Je suis sorti de la maison à 1h17 du matin.
Pas de façon dramatique. Pas comme dans les films, avec des cris, des pleurs et des valises qui dévalent les escaliers.
Je suis sortie discrètement avec un seul sac, tandis que mon mari dormait dans notre chambre.
Pendant tout le trajet, mes mains tremblaient tellement que j'avais du mal à tenir le volant. Chaque feu rouge me paraissait dangereux. J'avais l'impression que chaque voiture derrière moi me suivait déjà.
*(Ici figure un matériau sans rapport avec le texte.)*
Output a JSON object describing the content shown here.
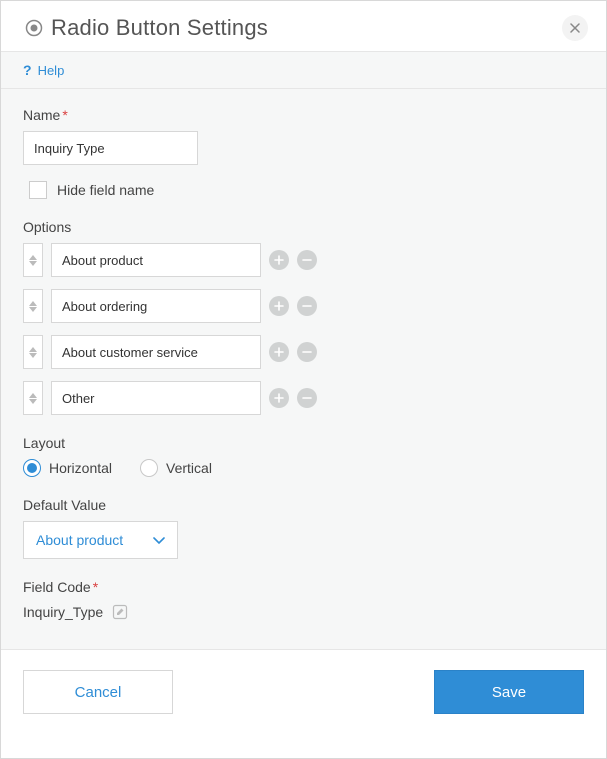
{
  "header": {
    "title": "Radio Button Settings"
  },
  "help": {
    "label": "Help"
  },
  "name": {
    "label": "Name",
    "value": "Inquiry Type",
    "hide_checkbox_label": "Hide field name"
  },
  "options": {
    "label": "Options",
    "items": [
      {
        "value": "About product"
      },
      {
        "value": "About ordering"
      },
      {
        "value": "About customer service"
      },
      {
        "value": "Other"
      }
    ]
  },
  "layout": {
    "label": "Layout",
    "choices": {
      "horizontal": "Horizontal",
      "vertical": "Vertical"
    },
    "selected": "horizontal"
  },
  "default_value": {
    "label": "Default Value",
    "selected": "About product"
  },
  "field_code": {
    "label": "Field Code",
    "value": "Inquiry_Type"
  },
  "footer": {
    "cancel": "Cancel",
    "save": "Save"
  }
}
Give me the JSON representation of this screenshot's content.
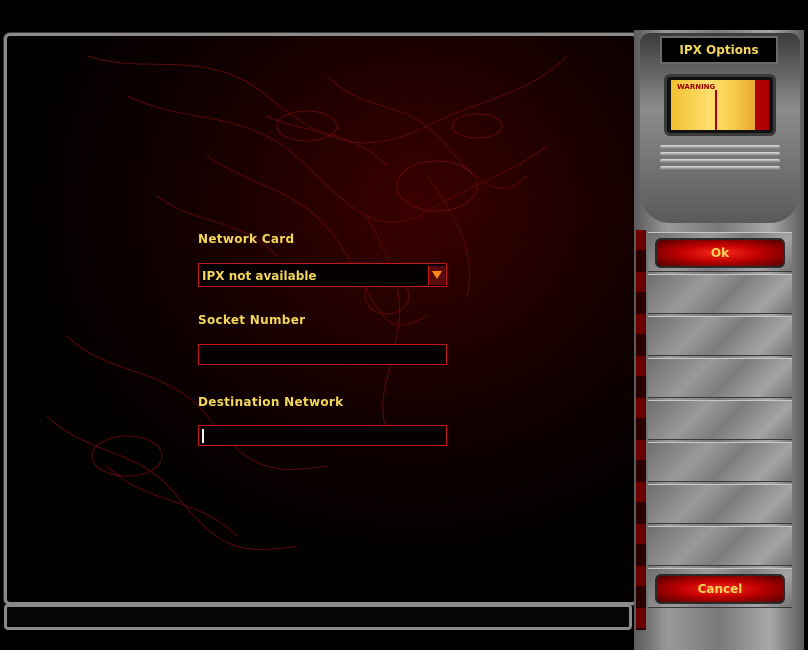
{
  "dialog": {
    "title": "IPX Options"
  },
  "monitor": {
    "warning_text": "WARNING"
  },
  "form": {
    "network_card": {
      "label": "Network Card",
      "value": "IPX not available"
    },
    "socket_number": {
      "label": "Socket Number",
      "value": ""
    },
    "destination_network": {
      "label": "Destination Network",
      "value": ""
    }
  },
  "buttons": {
    "ok": "Ok",
    "cancel": "Cancel"
  },
  "colors": {
    "label": "#f2d75a",
    "border": "#c01818",
    "button": "#c00000"
  },
  "icons": {
    "dropdown": "triangle-down-icon"
  }
}
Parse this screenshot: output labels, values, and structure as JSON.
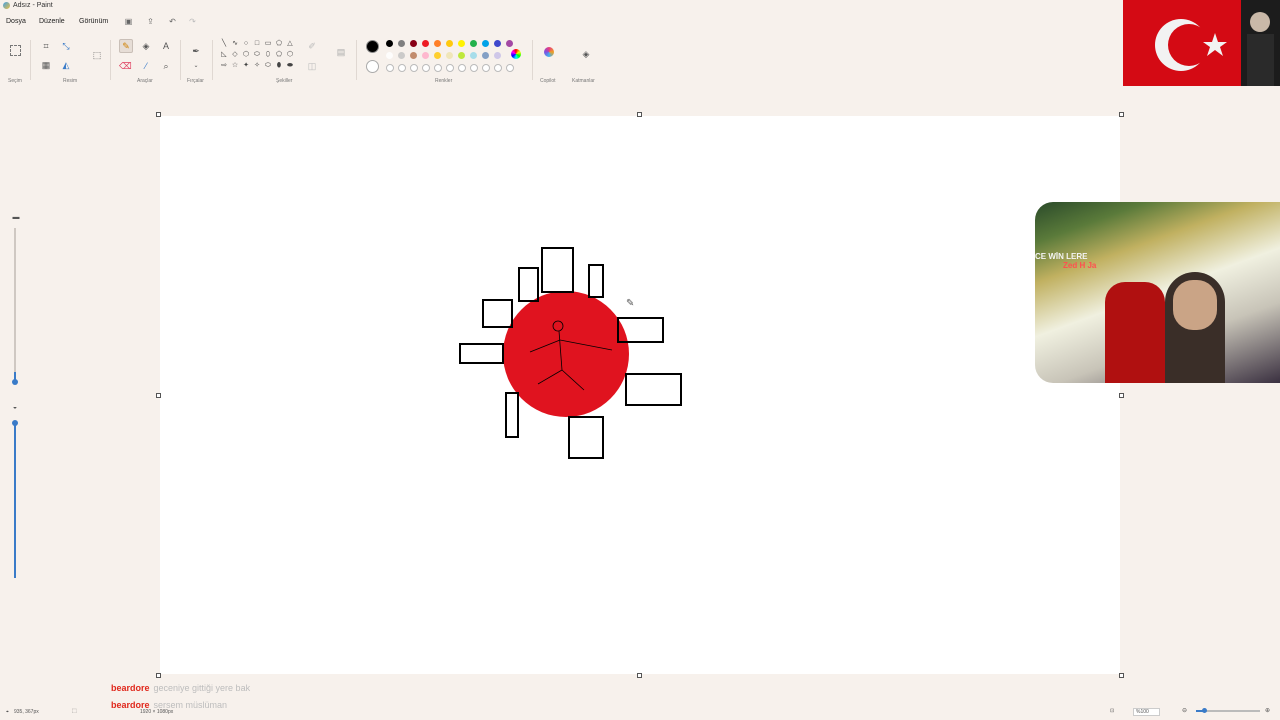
{
  "window": {
    "title": "Adsız - Paint"
  },
  "menu": {
    "file": "Dosya",
    "edit": "Düzenle",
    "view": "Görünüm"
  },
  "ribbon": {
    "groups": {
      "selection": "Seçim",
      "image": "Resim",
      "tools": "Araçlar",
      "brushes": "Fırçalar",
      "shapes": "Şekiller",
      "colors": "Renkler",
      "copilot": "Copilot",
      "layers": "Katmanlar"
    },
    "shape_glyphs": [
      "╲",
      "∿",
      "○",
      "□",
      "▭",
      "⬠",
      "△",
      "◺",
      "◇",
      "⬡",
      "⬭",
      "⬯",
      "⬠",
      "⬡",
      "⇨",
      "☆",
      "✦",
      "✧",
      "⬭",
      "⬮",
      "⬬"
    ],
    "current_colors": {
      "primary": "#000000",
      "secondary": "#ffffff"
    },
    "palette_row1": [
      "#000000",
      "#7f7f7f",
      "#880015",
      "#ed1c24",
      "#ff7f27",
      "#ffc90e",
      "#fff200",
      "#22b14c",
      "#00a2e8",
      "#3f48cc",
      "#a349a4"
    ],
    "palette_row2": [
      "#ffffff",
      "#c3c3c3",
      "#b97a57",
      "#ffaec9",
      "#ffc90e",
      "#efe4b0",
      "#b5e61d",
      "#99d9ea",
      "#7092be",
      "#c8bfe7"
    ]
  },
  "drawing": {
    "circle_color": "#e0131f",
    "stroke_color": "#000000"
  },
  "chat": [
    {
      "user": "beardore",
      "message": "geceniye gittiği yere bak"
    },
    {
      "user": "beardore",
      "message": "sersem müslüman"
    }
  ],
  "statusbar": {
    "cursor": "935, 367px",
    "canvas_size": "1920 × 1080px",
    "zoom": "%100"
  },
  "webcam": {
    "neon_text_1": "CE WİN LERE",
    "neon_text_2": "Zed H Ja"
  }
}
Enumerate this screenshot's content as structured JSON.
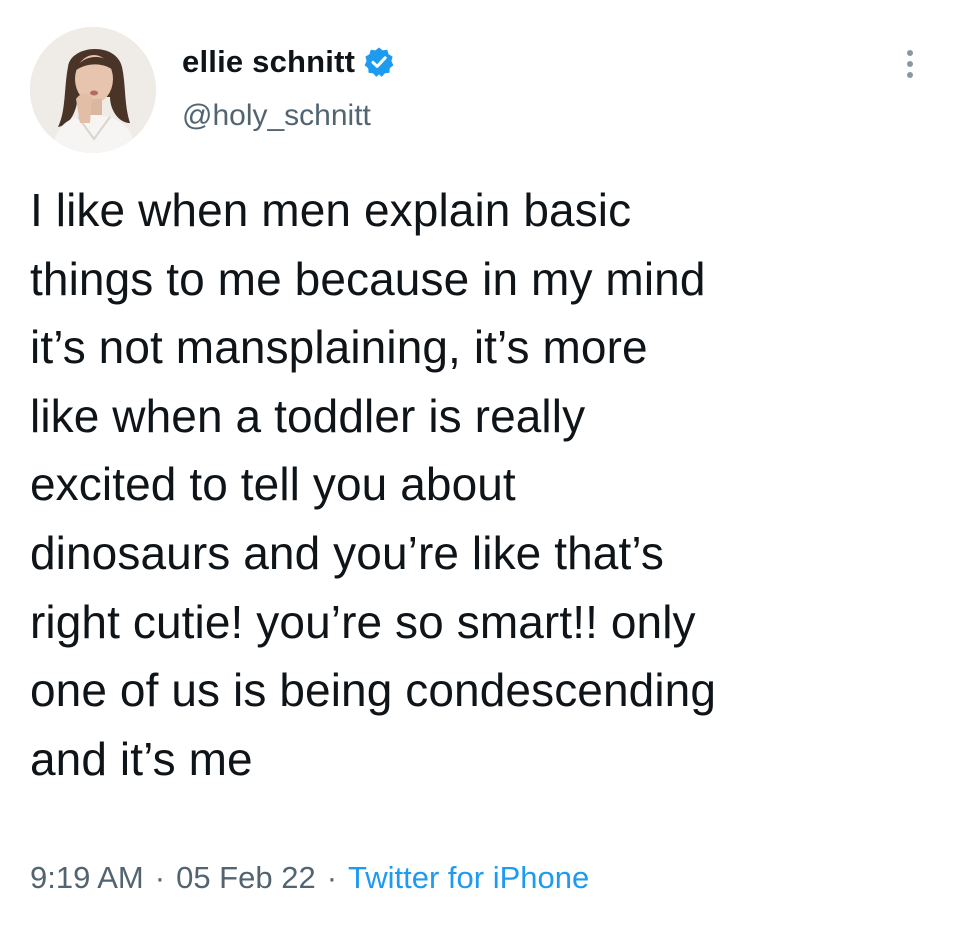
{
  "author": {
    "display_name": "ellie schnitt",
    "handle": "@holy_schnitt",
    "verified": true,
    "verified_icon": "verified-badge-icon",
    "avatar_icon": "profile-photo"
  },
  "menu": {
    "icon": "more-options-icon"
  },
  "tweet": {
    "lines": [
      "I like when men explain basic",
      "things to me because in my mind",
      "it’s not mansplaining, it’s more",
      "like when a toddler is really",
      "excited to tell you about",
      "dinosaurs and you’re like that’s",
      "right cutie! you’re so smart!! only",
      "one of us is being condescending",
      "and it’s me"
    ]
  },
  "meta": {
    "time": "9:19 AM",
    "separator": "·",
    "date": "05 Feb 22",
    "source": "Twitter for iPhone"
  },
  "colors": {
    "text": "#0f1419",
    "secondary": "#536471",
    "accent": "#1d9bf0"
  }
}
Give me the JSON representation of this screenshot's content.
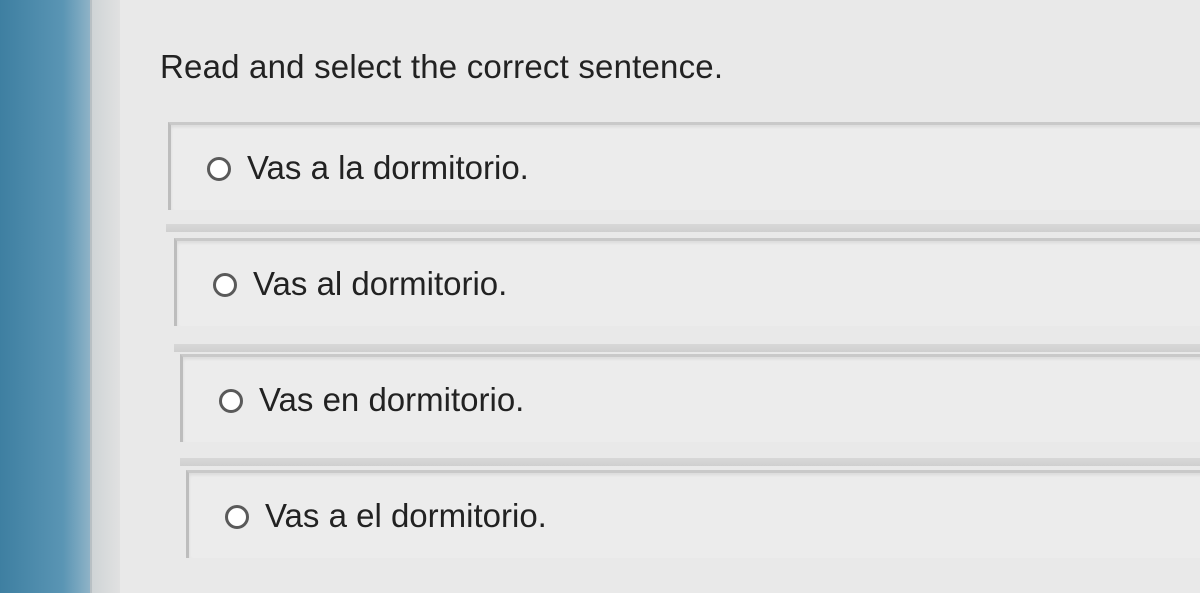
{
  "question": {
    "text": "Read and select the correct sentence."
  },
  "options": [
    {
      "label": "Vas a la dormitorio.",
      "selected": false
    },
    {
      "label": "Vas al dormitorio.",
      "selected": false
    },
    {
      "label": "Vas en dormitorio.",
      "selected": false
    },
    {
      "label": "Vas a el dormitorio.",
      "selected": false
    }
  ],
  "colors": {
    "sidebar": "#3e7fa1",
    "background": "#e9e9e9",
    "text": "#222222",
    "radio_border": "#5a5a5a"
  }
}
Adaeze m'avait dit de ne pas aller dans les endroits qu'Emeka connaissait bien, alors je suis allée en voiture jusqu'à un ancien appartement de fonction appartenant à une ancienne professeure de mon université. Une femme qu'Emeka n'avait rencontrée qu'une seule fois, lors de nos présentations de mariage, des années auparavant.
Quand elle a ouvert la porte et qu'elle a vu mon visage, elle n'a posé aucune question.
Elle s'est simplement écartée et a dit : « Entrez. »
Dès que la porte s'est verrouillée derrière moi, j'ai rappelé Adaeze.
Elle a répondu immédiatement.
« Tu es partie ? » murmura-t-elle.
"Oui."
Z
Pendant quelques secondes, aucun de nous deux n'a parlé.
Puis elle a dit quelque chose qui m'a glacé le sang.
« Tant mieux. Parce que Ngozi a aussi essayé de partir. »
J'ai cessé de respirer.
« Que voulez-vous dire par "essayé" ? »
Adaeze inspira profondément, la voix tremblante. « Trois jours avant sa mort, Ngozi a fait sa valise et a appelé sa sœur. Mais elle n'y est jamais arrivée. »
J'ai ressenti une telle oppression à la poitrine que ça m'a fait mal.
« Non », ai-je murmuré. « Non, la police a dit qu’elle était morte d’une défaillance d’organes. »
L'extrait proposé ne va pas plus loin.